Fakat Şanlıurfa'da kendisini ne gibi büyük zorluklar ve sorunların beklediğini asla bilmiyordur. Seyda'nın yakın akrabası olmasına rağmen bilmiyordur. Mardinli olduğu için hemşehrimiz sayılmasına rağmen bilmiyordur. Çünkü burası ne Adıyaman'a ne de Mardin'e benziyor.
**
Vali olduğu için ilk etapta AK Parti'li vekilleri dinleyecektir haliyle. En azından tebrik için makamına geldiklerinde onları dinleme fırsatı bulacaktır. Vekillerin önemli bir kısmı istemedikleri bürokratların ayağını kaydıracak, kendi tırşikçilerini yerine yerleştirecek hikayeler anlatacaktır. Belediye başkanları, işlerine karışmasın diye kendilerinin çok mu çok başarılı olduğuna inandırmaya çalışacaktır. Her biri ayrı bir alem olan Sivil Toplum Kuruluşu (STK) kentte en büyük gücün kendisi olduğu palavrasını sıkacaktır. Kentin geri kalmasında en büyük rolü olan gazeteciler ise, kente en çok hakim kendilerinin ve her şeyi kendileri bildiği yalanını atacaktır. Muhtarları hiç anlatmaya gerek yok çoğunun tüm hesap kitabı ya çocuğunu işe koymak yada köyünde bulunan hazine arazisini kendi tapusuna geçirmektir.
Onun için bana göre bir valinin kenti en iyi şekilde yönetebilmesi için en doğrusu halka kulak vermesi ve sık sık halkla bir araya gelmesidir. Bölgede bulunan valilerin içerisinde bunu en fazla yapan Abdullah Erin, bunu biliyorum. Ancak Şanlıurfa, Suriyeli nüfusu ile 2,5 milyonluk bir şehir. İşleri de aynı orantıda fazla.
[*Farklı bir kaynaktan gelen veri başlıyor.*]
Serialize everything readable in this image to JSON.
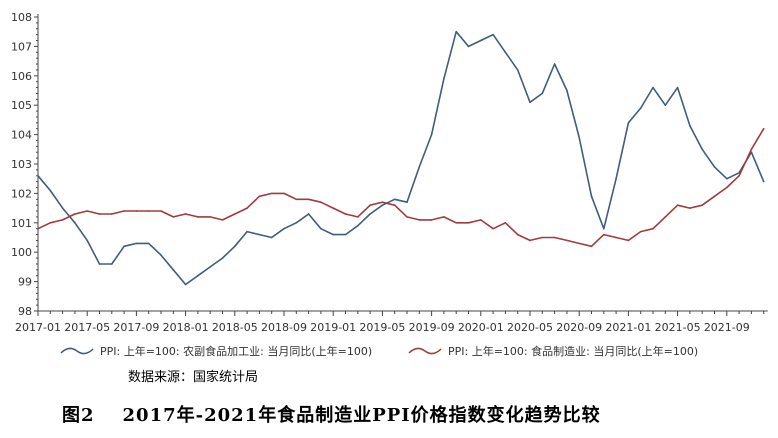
{
  "chart_data": {
    "type": "line",
    "title": "",
    "xlabel": "",
    "ylabel": "",
    "ylim": [
      98,
      108
    ],
    "yticks": [
      98,
      99,
      100,
      101,
      102,
      103,
      104,
      105,
      106,
      107,
      108
    ],
    "x_start": "2017-01",
    "xtick_labels": [
      "2017-01",
      "2017-05",
      "2017-09",
      "2018-01",
      "2018-05",
      "2018-09",
      "2019-01",
      "2019-05",
      "2019-09",
      "2020-01",
      "2020-05",
      "2020-09",
      "2021-01",
      "2021-05",
      "2021-09"
    ],
    "grid": false,
    "legend_placement": "bottom",
    "series": [
      {
        "name": "PPI: 上年=100: 农副食品加工业: 当月同比(上年=100)",
        "color": "#3f5e7e",
        "values": [
          102.6,
          102.1,
          101.5,
          101.0,
          100.4,
          99.6,
          99.6,
          100.2,
          100.3,
          100.3,
          99.9,
          99.4,
          98.9,
          99.2,
          99.5,
          99.8,
          100.2,
          100.7,
          100.6,
          100.5,
          100.8,
          101.0,
          101.3,
          100.8,
          100.6,
          100.6,
          100.9,
          101.3,
          101.6,
          101.8,
          101.7,
          102.9,
          104.0,
          105.9,
          107.5,
          107.0,
          107.2,
          107.4,
          106.8,
          106.2,
          105.1,
          105.4,
          106.4,
          105.5,
          103.9,
          101.9,
          100.8,
          102.5,
          104.4,
          104.9,
          105.6,
          105.0,
          105.6,
          104.3,
          103.5,
          102.9,
          102.5,
          102.7,
          103.4,
          102.4
        ]
      },
      {
        "name": "PPI: 上年=100: 食品制造业: 当月同比(上年=100)",
        "color": "#a23b3b",
        "values": [
          100.8,
          101.0,
          101.1,
          101.3,
          101.4,
          101.3,
          101.3,
          101.4,
          101.4,
          101.4,
          101.4,
          101.2,
          101.3,
          101.2,
          101.2,
          101.1,
          101.3,
          101.5,
          101.9,
          102.0,
          102.0,
          101.8,
          101.8,
          101.7,
          101.5,
          101.3,
          101.2,
          101.6,
          101.7,
          101.6,
          101.2,
          101.1,
          101.1,
          101.2,
          101.0,
          101.0,
          101.1,
          100.8,
          101.0,
          100.6,
          100.4,
          100.5,
          100.5,
          100.4,
          100.3,
          100.2,
          100.6,
          100.5,
          100.4,
          100.7,
          100.8,
          101.2,
          101.6,
          101.5,
          101.6,
          101.9,
          102.2,
          102.6,
          103.5,
          104.2
        ]
      }
    ]
  },
  "source": "数据来源：国家统计局",
  "caption": {
    "figure": "图2",
    "text": "2017年-2021年食品制造业PPI价格指数变化趋势比较"
  }
}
Belki buraya gelince kendisini bugüne kadar başarılı kılan en büyük özelliği halkla bir araya gelme toplantılarından ve gezilerinden vazgeçebilir. İşte o zaman hem kendisinin hem de Seyda'nın bittiği andır.
**
Hatta mümkünse tebdili kıyafet yapıp esnafı gezmeli. O zaman hangi vekilin hangi iş veya beklenti peşinde koştuğunu, hangi belediye başkanının en büyük derdinin şov olduğunu, hangi mahallenin en büyük sorunun ne olduğunu, hangi bürokratın yolsuzluğa battığını, hangi gazetecinin daha objektif ve güvenilir işini yaptığını, hangi aşiret önde geleninin ne amaçla yağcılık yaptığını daha iyi öğrenme imkanı bulur.
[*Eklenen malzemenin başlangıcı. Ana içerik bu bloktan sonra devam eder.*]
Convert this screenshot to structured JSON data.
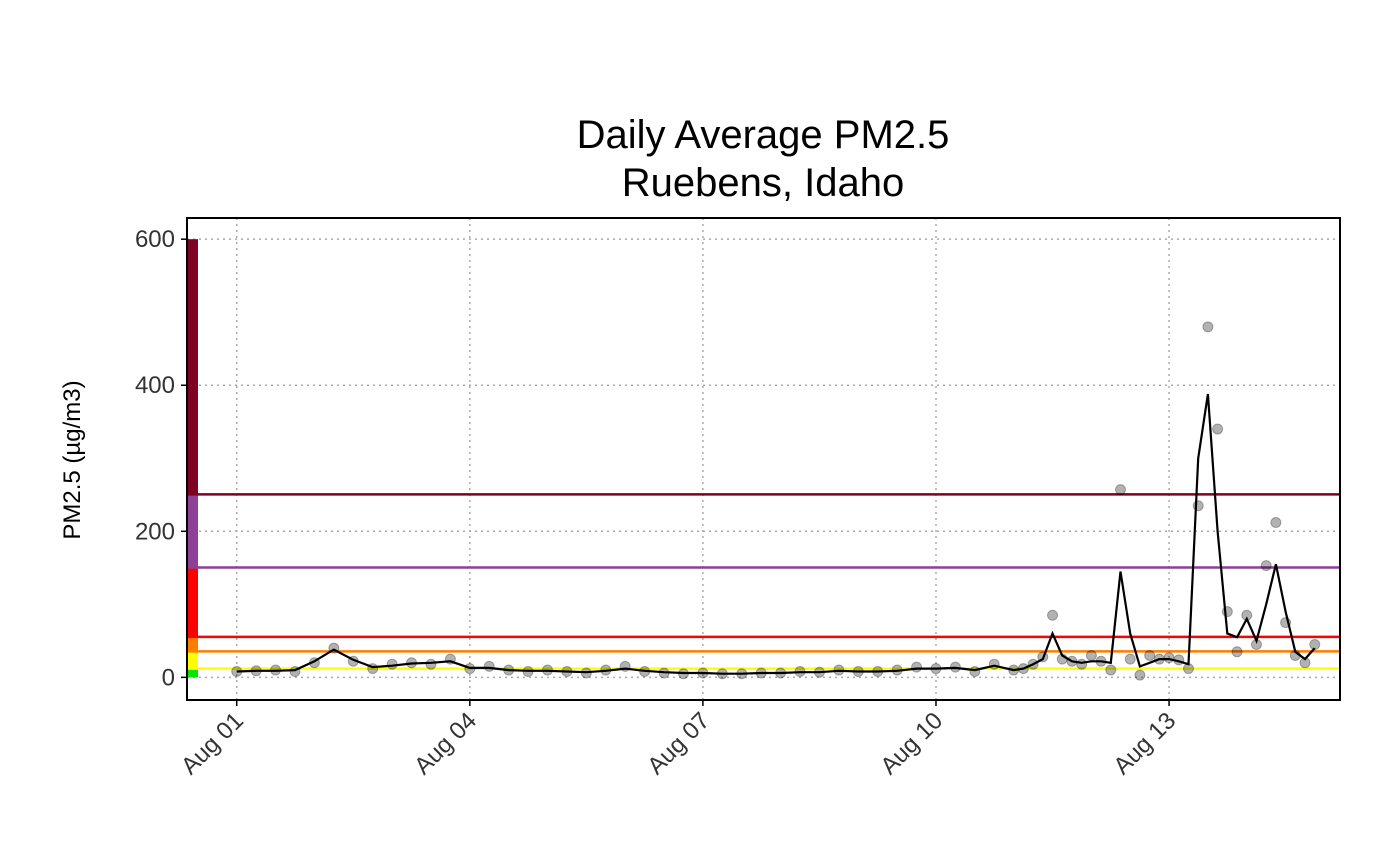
{
  "chart_data": {
    "type": "scatter",
    "title": "Daily Average PM2.5",
    "subtitle": "Ruebens, Idaho",
    "y_label": "PM2.5 (µg/m3)",
    "x": [
      1.0,
      1.25,
      1.5,
      1.75,
      2.0,
      2.25,
      2.5,
      2.75,
      3.0,
      3.25,
      3.5,
      3.75,
      4.0,
      4.25,
      4.5,
      4.75,
      5.0,
      5.25,
      5.5,
      5.75,
      6.0,
      6.25,
      6.5,
      6.75,
      7.0,
      7.25,
      7.5,
      7.75,
      8.0,
      8.25,
      8.5,
      8.75,
      9.0,
      9.25,
      9.5,
      9.75,
      10.0,
      10.25,
      10.5,
      10.75,
      11.0,
      11.125,
      11.25,
      11.375,
      11.5,
      11.625,
      11.75,
      11.875,
      12.0,
      12.125,
      12.25,
      12.375,
      12.5,
      12.625,
      12.75,
      12.875,
      13.0,
      13.125,
      13.25,
      13.375,
      13.5,
      13.625,
      13.75,
      13.875,
      14.0,
      14.125,
      14.25,
      14.375,
      14.5,
      14.625,
      14.75,
      14.875
    ],
    "series": [
      {
        "type": "scatter",
        "color": "#000000",
        "opacity": 0.3,
        "values": [
          8,
          9,
          10,
          8,
          20,
          40,
          22,
          12,
          18,
          20,
          18,
          25,
          12,
          15,
          10,
          8,
          10,
          8,
          6,
          10,
          15,
          8,
          6,
          5,
          6,
          5,
          5,
          6,
          6,
          8,
          7,
          10,
          8,
          8,
          10,
          14,
          12,
          14,
          8,
          18,
          10,
          12,
          18,
          28,
          85,
          25,
          22,
          18,
          30,
          22,
          10,
          257,
          25,
          3,
          30,
          25,
          27,
          24,
          12,
          235,
          480,
          340,
          90,
          35,
          85,
          45,
          153,
          212,
          75,
          30,
          20,
          45
        ]
      },
      {
        "type": "line",
        "color": "#000000",
        "values": [
          8,
          9,
          9,
          10,
          22,
          38,
          24,
          14,
          16,
          19,
          20,
          22,
          13,
          13,
          10,
          9,
          9,
          8,
          7,
          9,
          12,
          9,
          7,
          6,
          6,
          5,
          5,
          6,
          6,
          7,
          7,
          9,
          8,
          8,
          9,
          12,
          12,
          13,
          10,
          16,
          10,
          12,
          18,
          25,
          60,
          30,
          22,
          20,
          22,
          22,
          20,
          145,
          60,
          15,
          20,
          25,
          25,
          22,
          18,
          300,
          388,
          200,
          60,
          55,
          80,
          50,
          100,
          155,
          90,
          35,
          25,
          40
        ]
      }
    ],
    "aqi_breaks": [
      0,
      12,
      35.5,
      55.5,
      150.5,
      250.5,
      600
    ],
    "aqi_colors": [
      "#00e400",
      "#ffff00",
      "#ff7e00",
      "#ff0000",
      "#8f3f97",
      "#7e0023"
    ],
    "xlim": [
      0.36,
      15.2
    ],
    "ylim": [
      -31,
      629
    ],
    "xticks": [
      {
        "value": 1,
        "label": "Aug 01"
      },
      {
        "value": 4,
        "label": "Aug 04"
      },
      {
        "value": 7,
        "label": "Aug 07"
      },
      {
        "value": 10,
        "label": "Aug 10"
      },
      {
        "value": 13,
        "label": "Aug 13"
      }
    ],
    "yticks": [
      0,
      200,
      400,
      600
    ],
    "grid": true
  }
}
Kurum müdürlerinden brifing alıp kenti tanımak yerine ve kendini öven bürokratlardan ziyade; uyuşturucu satıcılarının en fazla nerede olduğunu, kumarın nerede oynatıldığını, faizcilik merkezi haline gelen ailelerin isimleri, eğitim ve sağlıktaki aksaklıkları, yoksulların nasıl daha da yoksul hale geldiğini, yatırımcının neden gelmek istemediğini, hangi aşiretin hangi kurumu nasıl sömürdüğünü, hasılı kimin üç kağıtçı olduğu kimin olmadığı bilgisini en doğru bir şekilde halk anlatacaktır Vali Erin'e?
Ve yerinde yapılan muayeneden sonra uygulanacak olan tedavi, bu kenti iyi edecektir. Kentin iyi olması demek Vali Erin'in daha iyi bir yerlere gelmesi, Seyda'ya ise saygının artması demektir. Seyda'ya saygı da, gençlerin manevi liderlere ve İslamiyete olan inancı demektir. Böylece Şanlıurfa da kalkınmış olacaktır.
Atamalarla ilgili sonucun hem Vali Tuna'ya hem Vali Erin'e hem de Şanlıurfa'ya hayırlar getirmesi temennisiyle?